In fact, these new benchmarks are so much better than the old benchmarks that I wish the Google Chrome team had instead released them as a separate benchmark suite.  That would have allowed the old benchmarks to gradually move into a well-earned retirement (along with the equally venerable and flawed SunSpider).  I guess there’s nothing stopping people from effectively doing this by running just the new benchmarks.  Perhaps this could be called the “Octane minus V8” benchmark suite…

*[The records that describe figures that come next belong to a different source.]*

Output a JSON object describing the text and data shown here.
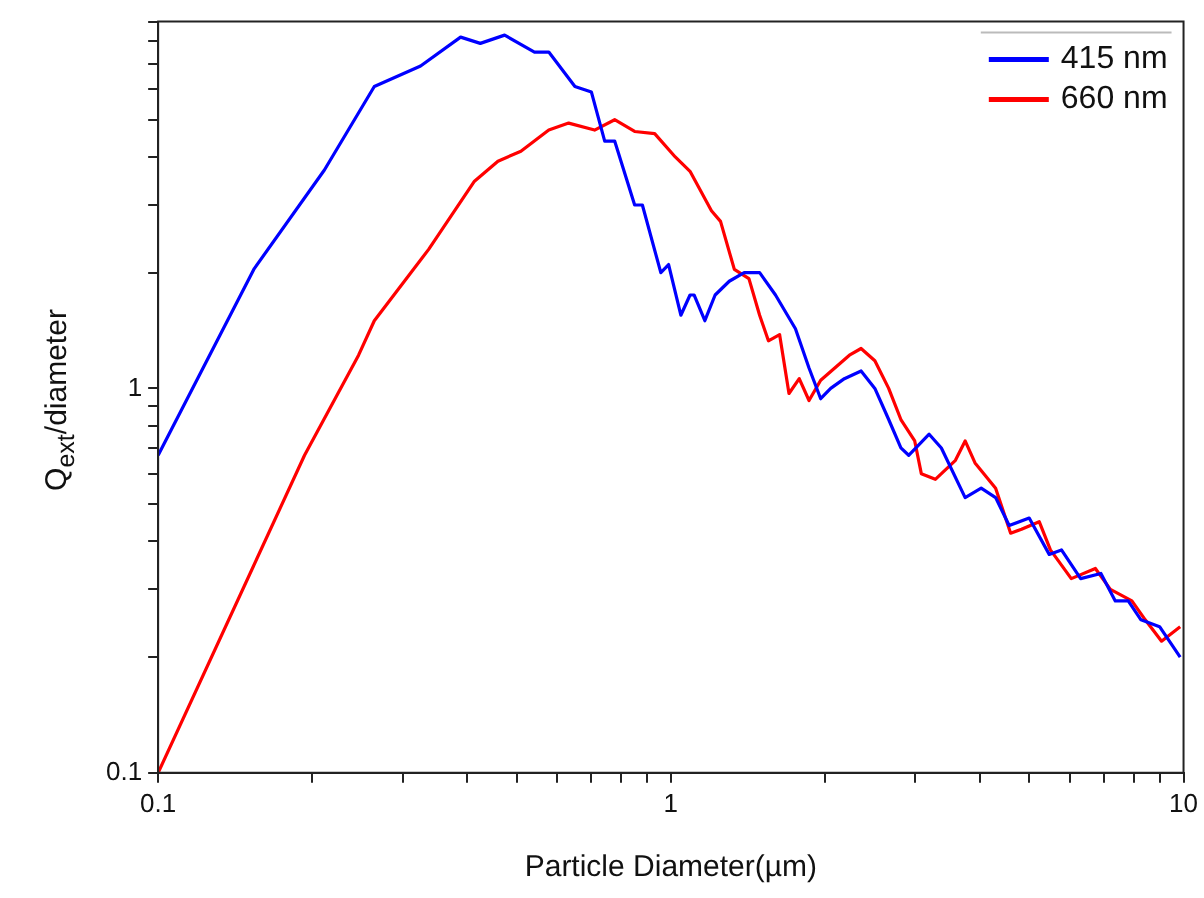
{
  "chart_data": {
    "type": "line",
    "xlabel": "Particle Diameter(µm)",
    "ylabel": "Q$_{ext}$/diameter",
    "log": "xy",
    "grid": false,
    "legend": "top right",
    "marker": "none",
    "line_style": "solid",
    "xlim": [
      0.1,
      10
    ],
    "ylim": [
      0.1,
      9
    ],
    "xticks": [
      0.1,
      {
        "value": 0.2,
        "label": null
      },
      {
        "value": 0.3,
        "label": null
      },
      {
        "value": 0.4,
        "label": null
      },
      {
        "value": 0.5,
        "label": null
      },
      {
        "value": 0.6,
        "label": null
      },
      {
        "value": 0.7,
        "label": null
      },
      {
        "value": 0.8,
        "label": null
      },
      {
        "value": 0.9,
        "label": null
      },
      1,
      {
        "value": 2,
        "label": null
      },
      {
        "value": 3,
        "label": null
      },
      {
        "value": 4,
        "label": null
      },
      {
        "value": 5,
        "label": null
      },
      {
        "value": 6,
        "label": null
      },
      {
        "value": 7,
        "label": null
      },
      {
        "value": 8,
        "label": null
      },
      {
        "value": 9,
        "label": null
      },
      10
    ],
    "yticks": [
      0.1,
      {
        "value": 0.2,
        "label": null
      },
      {
        "value": 0.3,
        "label": null
      },
      {
        "value": 0.4,
        "label": null
      },
      {
        "value": 0.5,
        "label": null
      },
      {
        "value": 0.6,
        "label": null
      },
      {
        "value": 0.7,
        "label": null
      },
      {
        "value": 0.8,
        "label": null
      },
      {
        "value": 0.9,
        "label": null
      },
      1,
      {
        "value": 2,
        "label": null
      },
      {
        "value": 3,
        "label": null
      },
      {
        "value": 4,
        "label": null
      },
      {
        "value": 5,
        "label": null
      },
      {
        "value": 6,
        "label": null
      },
      {
        "value": 7,
        "label": null
      },
      {
        "value": 8,
        "label": null
      },
      {
        "value": 9,
        "label": null
      }
    ],
    "series": [
      {
        "name": "415 nm",
        "color": "#0000ff",
        "x": [
          0.1,
          0.154,
          0.211,
          0.264,
          0.325,
          0.389,
          0.425,
          0.474,
          0.542,
          0.578,
          0.65,
          0.7,
          0.743,
          0.777,
          0.85,
          0.88,
          0.956,
          0.99,
          1.046,
          1.09,
          1.11,
          1.165,
          1.22,
          1.3,
          1.39,
          1.49,
          1.6,
          1.75,
          1.86,
          1.96,
          2.05,
          2.18,
          2.35,
          2.5,
          2.66,
          2.81,
          2.91,
          3.19,
          3.37,
          3.75,
          4.03,
          4.3,
          4.57,
          5.0,
          5.47,
          5.78,
          6.3,
          6.9,
          7.36,
          7.8,
          8.26,
          8.98,
          9.85
        ],
        "values": [
          0.67,
          2.05,
          3.7,
          6.1,
          6.9,
          8.2,
          7.9,
          8.3,
          7.5,
          7.5,
          6.1,
          5.9,
          4.4,
          4.4,
          3.0,
          3.0,
          2.0,
          2.1,
          1.55,
          1.75,
          1.75,
          1.5,
          1.75,
          1.9,
          2.0,
          2.0,
          1.75,
          1.43,
          1.13,
          0.94,
          1.0,
          1.06,
          1.11,
          1.0,
          0.83,
          0.7,
          0.67,
          0.76,
          0.7,
          0.52,
          0.55,
          0.52,
          0.44,
          0.46,
          0.37,
          0.38,
          0.32,
          0.33,
          0.28,
          0.28,
          0.25,
          0.24,
          0.2
        ]
      },
      {
        "name": "660 nm",
        "color": "#ff0000",
        "x": [
          0.1,
          0.193,
          0.246,
          0.264,
          0.337,
          0.414,
          0.46,
          0.51,
          0.578,
          0.632,
          0.71,
          0.777,
          0.85,
          0.93,
          1.02,
          1.09,
          1.2,
          1.25,
          1.33,
          1.42,
          1.49,
          1.55,
          1.63,
          1.7,
          1.78,
          1.86,
          1.96,
          2.23,
          2.35,
          2.5,
          2.66,
          2.81,
          2.99,
          3.08,
          3.28,
          3.59,
          3.75,
          3.92,
          4.3,
          4.6,
          4.83,
          5.23,
          5.5,
          6.04,
          6.73,
          7.2,
          7.93,
          8.42,
          9.06,
          9.85
        ],
        "values": [
          0.1,
          0.67,
          1.22,
          1.5,
          2.3,
          3.46,
          3.9,
          4.14,
          4.7,
          4.9,
          4.7,
          5.0,
          4.66,
          4.6,
          4.0,
          3.67,
          2.9,
          2.72,
          2.04,
          1.93,
          1.55,
          1.33,
          1.38,
          0.97,
          1.06,
          0.93,
          1.05,
          1.22,
          1.27,
          1.18,
          1.0,
          0.83,
          0.73,
          0.6,
          0.58,
          0.65,
          0.73,
          0.64,
          0.55,
          0.42,
          0.43,
          0.45,
          0.38,
          0.32,
          0.34,
          0.3,
          0.28,
          0.25,
          0.22,
          0.24
        ]
      }
    ]
  }
}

8 replies on “Octane minus V8”

Actually, I happened to run that crypto code quite extensively a few days ago – and was surprised that Chrome performed so much better than Firefox here. Now I know the reason 🙂

This is all very interesting.
But if you please allow me to rant a little, IMO a problem about all of these benchmarks is that they tend to measure “number-grinding” capabilities of the javascript engine. I have personally found when developing “real-world” websites that more often than not, what is slow when making interactive websites is almost never the javascript itself, but the render engine reacting to objects moving, changing styles, etc. For instance jQuery Resizable tends to be sluggish in firefox and fast in chrome in a website I develop (sorry I don’t have a public test case I can share), but I am pretty sure from profiling that the speed of the javascript engine is negligible in both cases, what makes the big difference is how quickly the layout engine can update itself. So while I agree a fast javascript engine is important, I think there is too much focus put on that : javascript engines are already quite fast and many real-world gains could be obtained by optimising the render engine itself IMO.

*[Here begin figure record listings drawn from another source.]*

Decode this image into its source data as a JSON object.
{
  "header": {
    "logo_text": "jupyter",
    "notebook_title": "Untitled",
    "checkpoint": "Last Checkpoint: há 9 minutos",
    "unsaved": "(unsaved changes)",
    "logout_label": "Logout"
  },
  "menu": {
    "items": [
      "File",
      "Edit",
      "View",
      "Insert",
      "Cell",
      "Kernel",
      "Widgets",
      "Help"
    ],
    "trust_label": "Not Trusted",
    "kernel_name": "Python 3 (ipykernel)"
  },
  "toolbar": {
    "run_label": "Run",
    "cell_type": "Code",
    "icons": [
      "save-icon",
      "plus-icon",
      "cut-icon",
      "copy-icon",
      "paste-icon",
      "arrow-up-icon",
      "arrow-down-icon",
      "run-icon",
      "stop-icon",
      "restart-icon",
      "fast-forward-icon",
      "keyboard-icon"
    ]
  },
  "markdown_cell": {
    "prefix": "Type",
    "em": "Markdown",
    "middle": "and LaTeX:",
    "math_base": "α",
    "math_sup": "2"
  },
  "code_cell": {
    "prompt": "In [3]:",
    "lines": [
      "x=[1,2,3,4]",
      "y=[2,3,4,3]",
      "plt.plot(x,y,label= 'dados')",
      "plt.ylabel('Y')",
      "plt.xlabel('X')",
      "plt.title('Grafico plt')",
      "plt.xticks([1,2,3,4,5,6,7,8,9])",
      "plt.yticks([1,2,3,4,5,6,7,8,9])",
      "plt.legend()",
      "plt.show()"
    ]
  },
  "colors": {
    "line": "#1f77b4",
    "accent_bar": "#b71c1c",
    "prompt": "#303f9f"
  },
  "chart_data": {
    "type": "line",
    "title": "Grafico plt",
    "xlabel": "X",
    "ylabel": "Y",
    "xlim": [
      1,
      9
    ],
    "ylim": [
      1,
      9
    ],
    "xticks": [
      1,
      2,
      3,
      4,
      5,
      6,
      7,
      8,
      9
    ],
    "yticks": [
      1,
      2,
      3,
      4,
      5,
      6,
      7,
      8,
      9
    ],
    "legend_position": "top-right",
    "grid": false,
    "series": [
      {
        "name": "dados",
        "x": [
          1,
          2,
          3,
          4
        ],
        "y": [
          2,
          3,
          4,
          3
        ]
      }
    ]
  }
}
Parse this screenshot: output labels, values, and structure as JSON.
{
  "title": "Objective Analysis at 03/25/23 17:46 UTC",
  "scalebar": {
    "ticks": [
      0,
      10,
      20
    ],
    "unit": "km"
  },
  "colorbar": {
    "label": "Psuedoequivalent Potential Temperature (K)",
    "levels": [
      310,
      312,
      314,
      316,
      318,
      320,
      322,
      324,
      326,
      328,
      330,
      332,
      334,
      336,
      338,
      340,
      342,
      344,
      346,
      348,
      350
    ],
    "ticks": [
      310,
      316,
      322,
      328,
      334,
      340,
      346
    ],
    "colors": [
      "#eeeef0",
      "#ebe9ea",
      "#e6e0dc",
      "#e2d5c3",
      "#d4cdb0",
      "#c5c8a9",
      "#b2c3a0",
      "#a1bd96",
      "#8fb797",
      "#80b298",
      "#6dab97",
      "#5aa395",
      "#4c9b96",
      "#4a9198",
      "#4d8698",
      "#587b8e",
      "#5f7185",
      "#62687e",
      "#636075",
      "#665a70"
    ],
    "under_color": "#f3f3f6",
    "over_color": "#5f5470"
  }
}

Sure. There are other benchmark suites designed to test other aspects of browser performance. Anyone who judges browser performance as a whole based on one benchmark suite is going to reach poor conclusions.

Kraken’s a bit better — the benchmarks are newer, and stress the browser more. I know less about Dromaeo, but it tests more than just JS performance. However, I think it includes Sunspider as part of it for testing JS, so that’s not ideal.

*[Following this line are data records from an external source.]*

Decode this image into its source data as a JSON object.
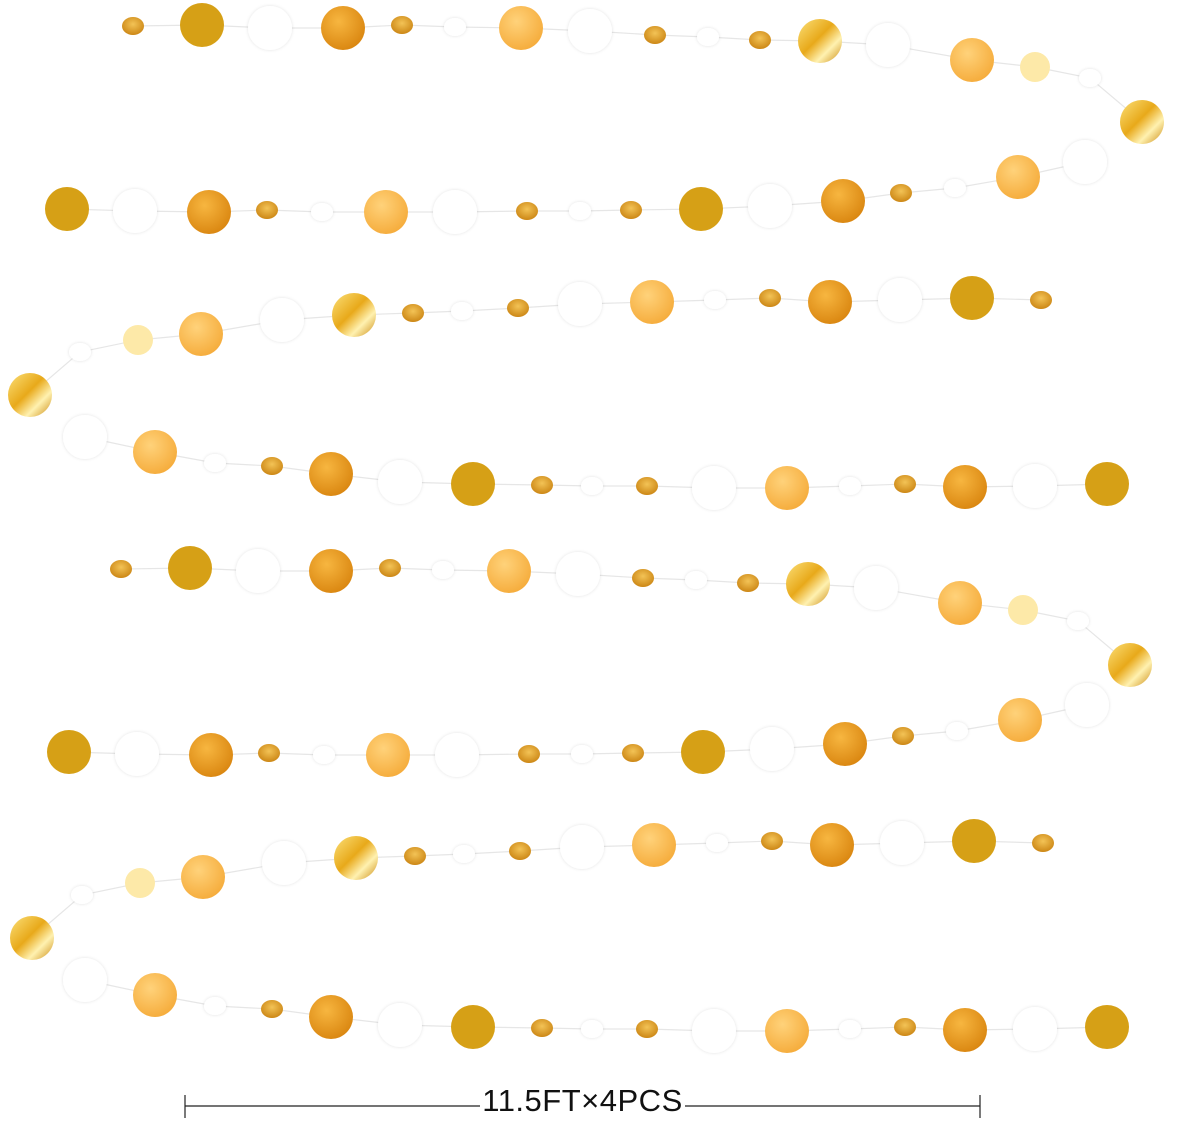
{
  "product": {
    "dimension_label": "11.5FT×4PCS",
    "strand_count": 4
  },
  "colors": {
    "deep_gold": "#d6a016",
    "gold": "#e2961c",
    "light_gold": "#fbbd55",
    "foil": "#f2c21e",
    "white": "#ffffff",
    "string": "#e6e6e6"
  }
}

@AV: yes, both Kraken and Dromaeo are better!
Dromaeo was praised by the IE team, because it uses large parts of browser, including the DOM testing, which is more important (in some benchmarks) than just the JIT performance.
Kraken is a complementary benchmark that focuses where the JIT improvement should bring, and exposes algorithm kernels that use processing of JS.
In fact V8 was criticized because it exposed most of the V8 JIT (like taking an unfair advantage to have a generational GC) or how the types specialize.
@Nicholas: maybe is not proper to ask: what about Ion? Should be in FF18? As Ion would permit generational GC, it will make our browsers snappier? I ask this as far as I’ve understood: IonMonkey is a “second level” optimizing compiler, so it will have it’s own extra memory usage. About the Generational GC, I think it is great to have one, it will reduce the pauses and it will make them more consistent. So I just wait for it.
As for IonMonkey, I’ve noticed of Brian’s work to make IonMonkey off-thread. Is it any work to make the entire JS computation off-thread!? Because if you run the before-mentioned Dromaeo benchmark, it makes my browser to feel sluggish, but is maybe me.

Thank you for the MemShrink project, is great to have a quality code assurance project inside Firefox. I think there is a huge need for more!